It’s been a rough few months for me. After I posted last in January, things went downhill with my chest, and I ended up quite poorly for a while. I don’t know if I’m ready to post about it all, but that’s what my blog is meant to be about. Talking about things, getting them off my chest and letting it out. This is gonna be quite whiney, and a lot about my health. If you don’t like it, then bugger off down to the end paragraph or just go away. Not really bothered which.
I went in via ambulance after feeling rough for a few days. Don’t really know what was going on, but I did end up needing adrenaline, hydrocortisone and bagging in the ambulance. Unfortunately I ran into the nurse I have problems with on triage, and she decided despite being rather poorly and having obs that would scare most doctors, that I was fine to be put into a side room in majors. I was basically dumped in a side room and had the door closed on me. As a result of this, the large delay in getting my medications to me, and lack of anyone keeping an eye on me, I deteriorated to the point that I was rushed into resus by the chest doctor when she arrived and had ICU fast bleeped. It was very hairy for a period of time, and I still have major issues about it. I ended up on BiPAP for about a week and felt rubbish for several weeks after. As a result of the treatment I received from said nurse, I put a formal complaint in, but I will go into that another time. I’m not really sure who reads this, so I don’t want the wrong people knowing about it all.
A few weeks in hospital later, and I was well enough to finally come home properly (they discharged me and I ended up back in that night, says it all really). I think my consultant has finally realised how fed up of all of this I am. He’s listened to the fact that my IV access has gone to shite and organised a PICC line for me. It did take a while for them to get round to putting it in due to the fact that people kept forgetting to tell Interventional Radiology that I have a sodding latex allergy, but it’s in now. The battle to try and keep it in however is only just beginning and trying to get someone to take responsibility for it in the community has been a nightmare. In the end I just gave up and begged the hospital to look after it.
I don’t think I took things seriously with my chest until quite recently. I’ve always just thought “Oh, I’ll go into hospital and they’ll sort me out and I’ll be fine.” I don’t think I ever thought about what would happen if it didn’t work, and that admission forced me to. I don’t like not being able to feel safe in A&E. For the most part, my local A&E is fantastic and most of the nurses are brilliant. But it’s the one nurse that can make life very difficult for me. It’s inevitable that I will have to go back through A&E, it’s the nature of my condition. But it’s much more difficult when you have to battle the system to get the treatment you need. I’ll probably run into her again, but hopefully next time she will be nice to me and treat me right. Or just leave me alone. One can only hope. I have been through A&E since I put the complaint in, but I don’t think she was aware of it and she wasn’t there anyway so I didn’t have to deal with that. Urgh. I hate asthma so much right now. I’m scared that I’m going to have an attack and that’s going to be it. I’m scared that something’s going to happen that means I can’t be me anymore. I’ve finally started to get my life on track and I’m scared that asthma is going to screw that up.
I’m hopefully (fingers crossed) starting university in September, and that’s a big deal for me. I left school in 2011, and since then have been deemed too unwell to do it.

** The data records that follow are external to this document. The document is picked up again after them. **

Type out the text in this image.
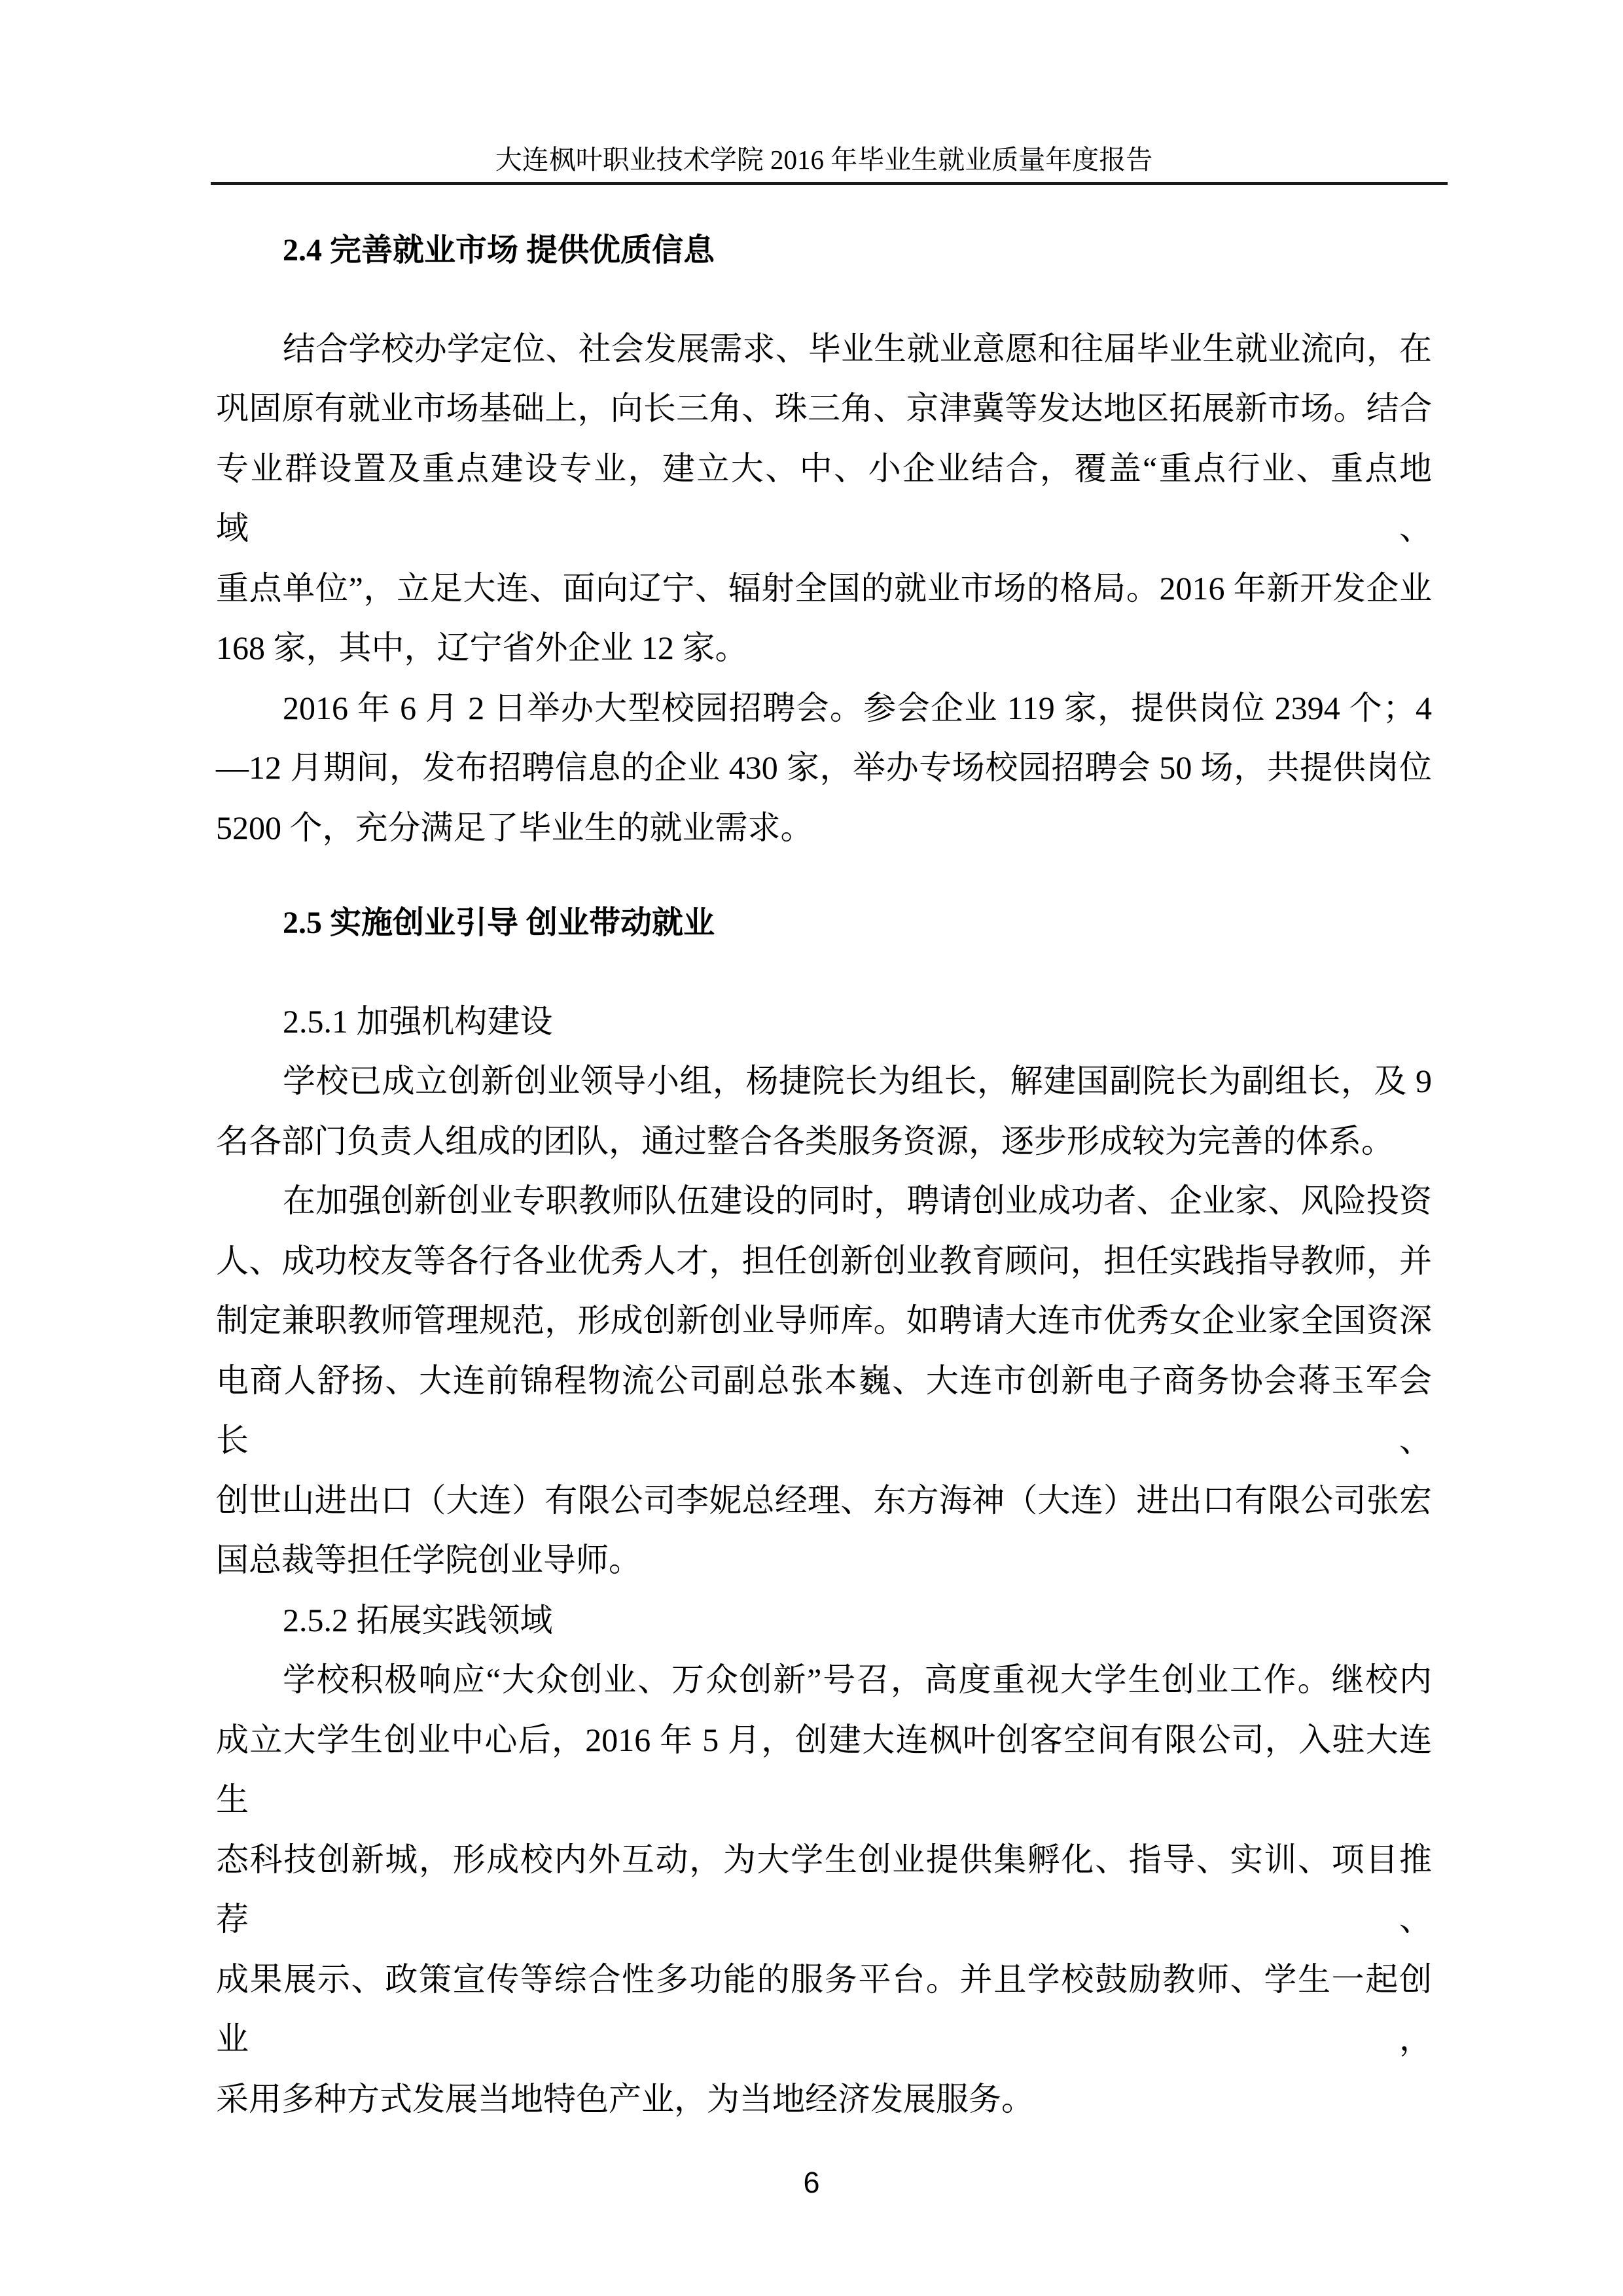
大连枫叶职业技术学院 2016 年毕业生就业质量年度报告
2.4 完善就业市场 提供优质信息
结合学校办学定位、社会发展需求、毕业生就业意愿和往届毕业生就业流向，在
巩固原有就业市场基础上，向长三角、珠三角、京津冀等发达地区拓展新市场。结合
专业群设置及重点建设专业，建立大、中、小企业结合，覆盖“重点行业、重点地域、
重点单位”，立足大连、面向辽宁、辐射全国的就业市场的格局。2016 年新开发企业
168 家，其中，辽宁省外企业 12 家。
2016 年 6 月 2 日举办大型校园招聘会。参会企业 119 家，提供岗位 2394 个；4
—12 月期间，发布招聘信息的企业 430 家，举办专场校园招聘会 50 场，共提供岗位
5200 个，充分满足了毕业生的就业需求。
2.5 实施创业引导 创业带动就业
2.5.1 加强机构建设
学校已成立创新创业领导小组，杨捷院长为组长，解建国副院长为副组长，及 9
名各部门负责人组成的团队，通过整合各类服务资源，逐步形成较为完善的体系。
在加强创新创业专职教师队伍建设的同时，聘请创业成功者、企业家、风险投资
人、成功校友等各行各业优秀人才，担任创新创业教育顾问，担任实践指导教师，并
制定兼职教师管理规范，形成创新创业导师库。如聘请大连市优秀女企业家全国资深
电商人舒扬、大连前锦程物流公司副总张本巍、大连市创新电子商务协会蒋玉军会长、
创世山进出口（大连）有限公司李妮总经理、东方海神（大连）进出口有限公司张宏
国总裁等担任学院创业导师。
2.5.2 拓展实践领域
学校积极响应“大众创业、万众创新”号召，高度重视大学生创业工作。继校内
成立大学生创业中心后，2016 年 5 月，创建大连枫叶创客空间有限公司，入驻大连生
态科技创新城，形成校内外互动，为大学生创业提供集孵化、指导、实训、项目推荐、
成果展示、政策宣传等综合性多功能的服务平台。并且学校鼓励教师、学生一起创业，
采用多种方式发展当地特色产业，为当地经济发展服务。
6
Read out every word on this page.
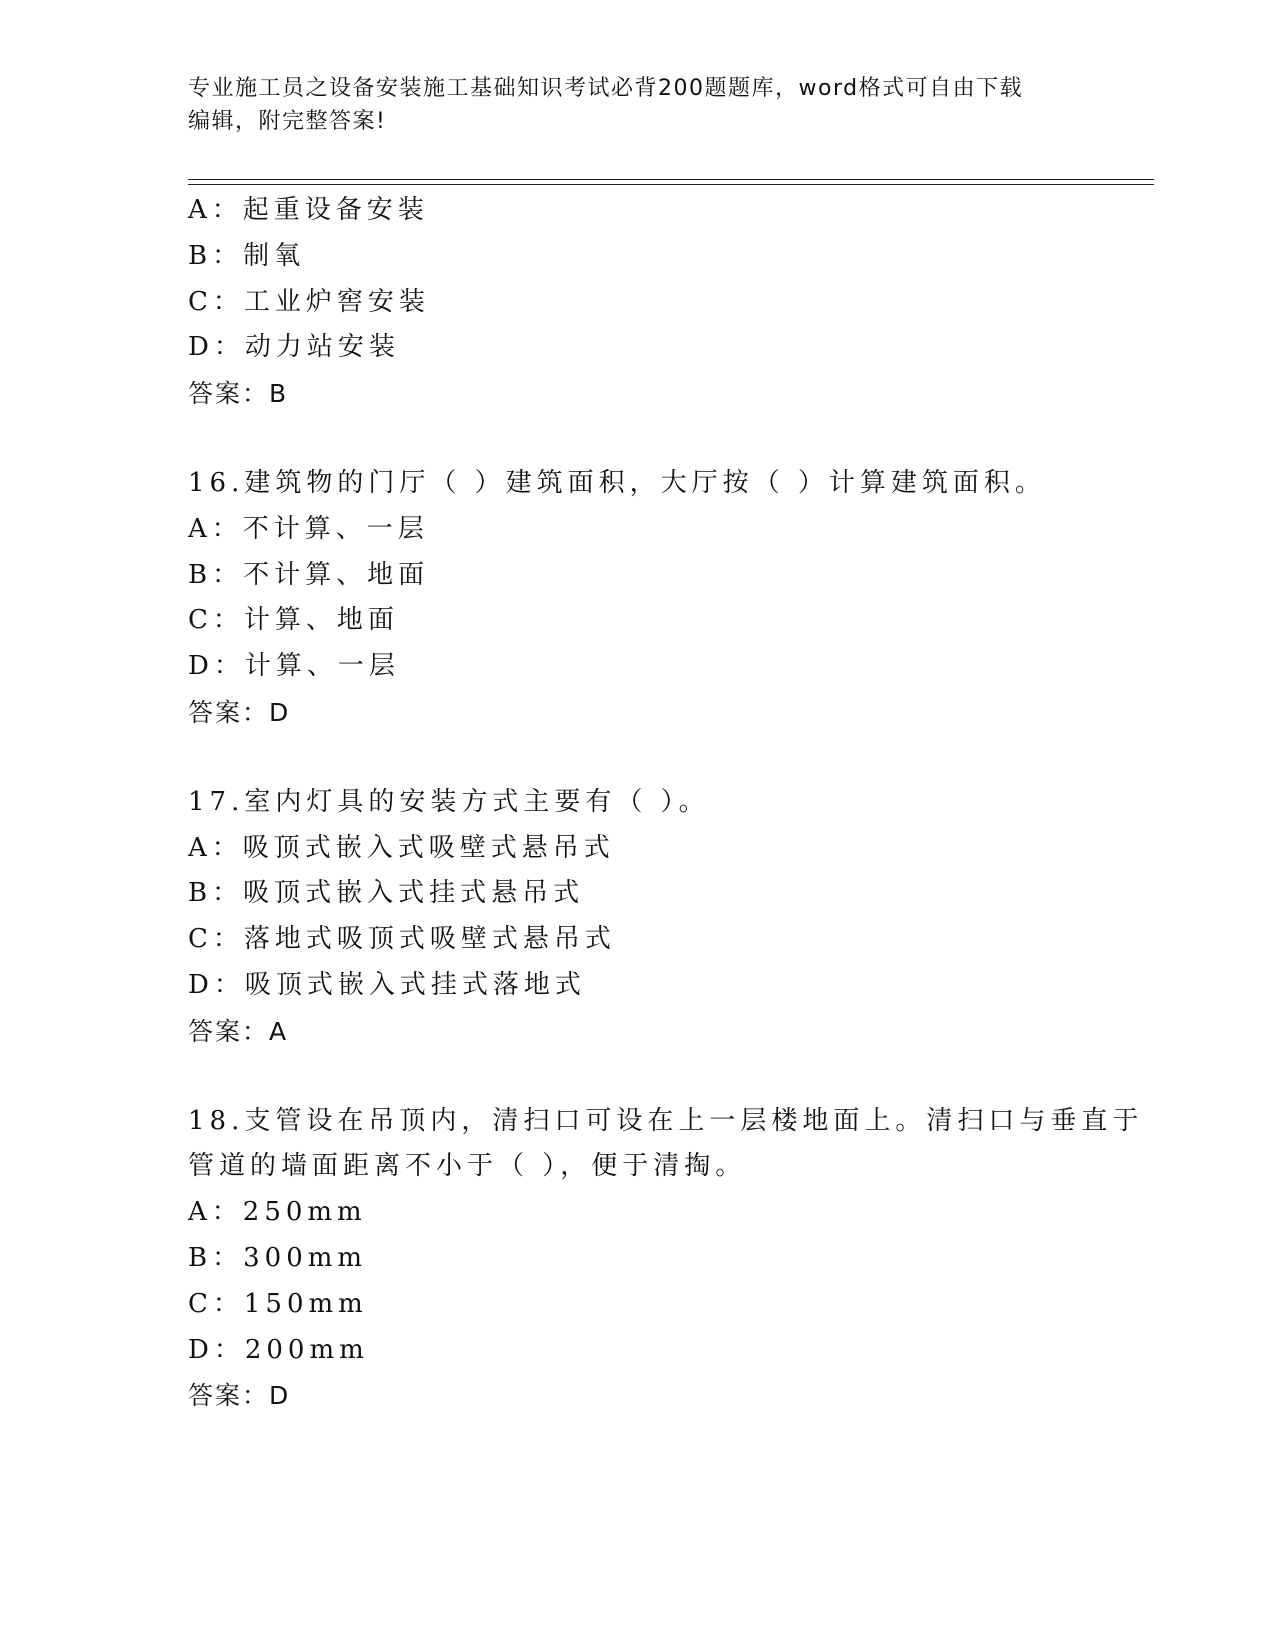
专业施工员之设备安装施工基础知识考试必背200题题库，word格式可自由下载
编辑，附完整答案!
A：起重设备安装
B：制氧
C：工业炉窖安装
D：动力站安装
答案：B
16.建筑物的门厅（ ）建筑面积，大厅按（ ）计算建筑面积。
A：不计算、一层
B：不计算、地面
C：计算、地面
D：计算、一层
答案：D
17.室内灯具的安装方式主要有（ ）。
A：吸顶式嵌入式吸壁式悬吊式
B：吸顶式嵌入式挂式悬吊式
C：落地式吸顶式吸壁式悬吊式
D：吸顶式嵌入式挂式落地式
答案：A
18.支管设在吊顶内，清扫口可设在上一层楼地面上。清扫口与垂直于
管道的墙面距离不小于（ ），便于清掏。
A：250mm
B：300mm
C：150mm
D：200mm
答案：D
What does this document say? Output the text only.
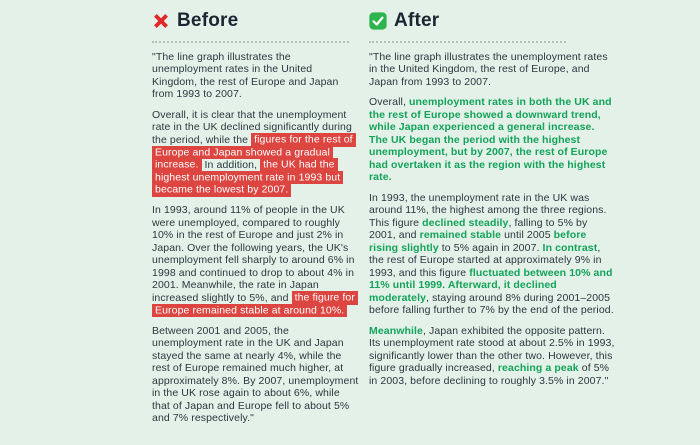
Before

"The line graph illustrates the unemployment rates in the United Kingdom, the rest of Europe and Japan from 1993 to 2007.

Overall, it is clear that the unemployment rate in the UK declined significantly during the period, while the figures for the rest of Europe and Japan showed a gradual increase. In addition, the UK had the highest unemployment rate in 1993 but became the lowest by 2007.

In 1993, around 11% of people in the UK were unemployed, compared to roughly 10% in the rest of Europe and just 2% in Japan. Over the following years, the UK's unemployment fell sharply to around 6% in 1998 and continued to drop to about 4% in 2001. Meanwhile, the rate in Japan increased slightly to 5%, and the figure for Europe remained stable at around 10%.

Between 2001 and 2005, the unemployment rate in the UK and Japan stayed the same at nearly 4%, while the rest of Europe remained much higher, at approximately 8%. By 2007, unemployment in the UK rose again to about 6%, while that of Japan and Europe fell to about 5% and 7% respectively."

After

"The line graph illustrates the unemployment rates in the United Kingdom, the rest of Europe, and Japan from 1993 to 2007.

Overall, unemployment rates in both the UK and the rest of Europe showed a downward trend, while Japan experienced a general increase. The UK began the period with the highest unemployment, but by 2007, the rest of Europe had overtaken it as the region with the highest rate.

In 1993, the unemployment rate in the UK was around 11%, the highest among the three regions. This figure declined steadily, falling to 5% by 2001, and remained stable until 2005 before rising slightly to 5% again in 2007. In contrast, the rest of Europe started at approximately 9% in 1993, and this figure fluctuated between 10% and 11% until 1999. Afterward, it declined moderately, staying around 8% during 2001–2005 before falling further to 7% by the end of the period.

Meanwhile, Japan exhibited the opposite pattern. Its unemployment rate stood at about 2.5% in 1993, significantly lower than the other two. However, this figure gradually increased, reaching a peak of 5% in 2003, before declining to roughly 3.5% in 2007."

I’m kind of hoping that now is the right time to try it. I’ve had both my hips done, my chest is (hopefully) learning to behave itself and I’m in a much better place mentally than I have been in a long time. I’m currently trying to sort student finance out for September, and that’s my current massive headache. But hopefully I’ll be sending that application off in the next few weeks. But hopefully sooner because…. MY LITTLE BROTHER IS COMING OVER AGAIN! Yaaaay! I last had him over in Nov 2013 for his 12th birthday, and I’ve been saying I’d have him over again since then but between naughty lungs, Cookie not being well and him starting secondary school, I’ve not had a chance to. But I’m really looking forward to it cause I’m a lot more mobile than I was last time so will hopefully be able to do more with him. I’m planning a few things like the science museum in town, and the 3D IMAX cinema at the Trafford Centre. Definitely looking forward to it though!
Things are definitely on the up for me though, and I’m really hoping it continues. It’s been a tough start to 2015, but it can only get better and I’m really hoping it does.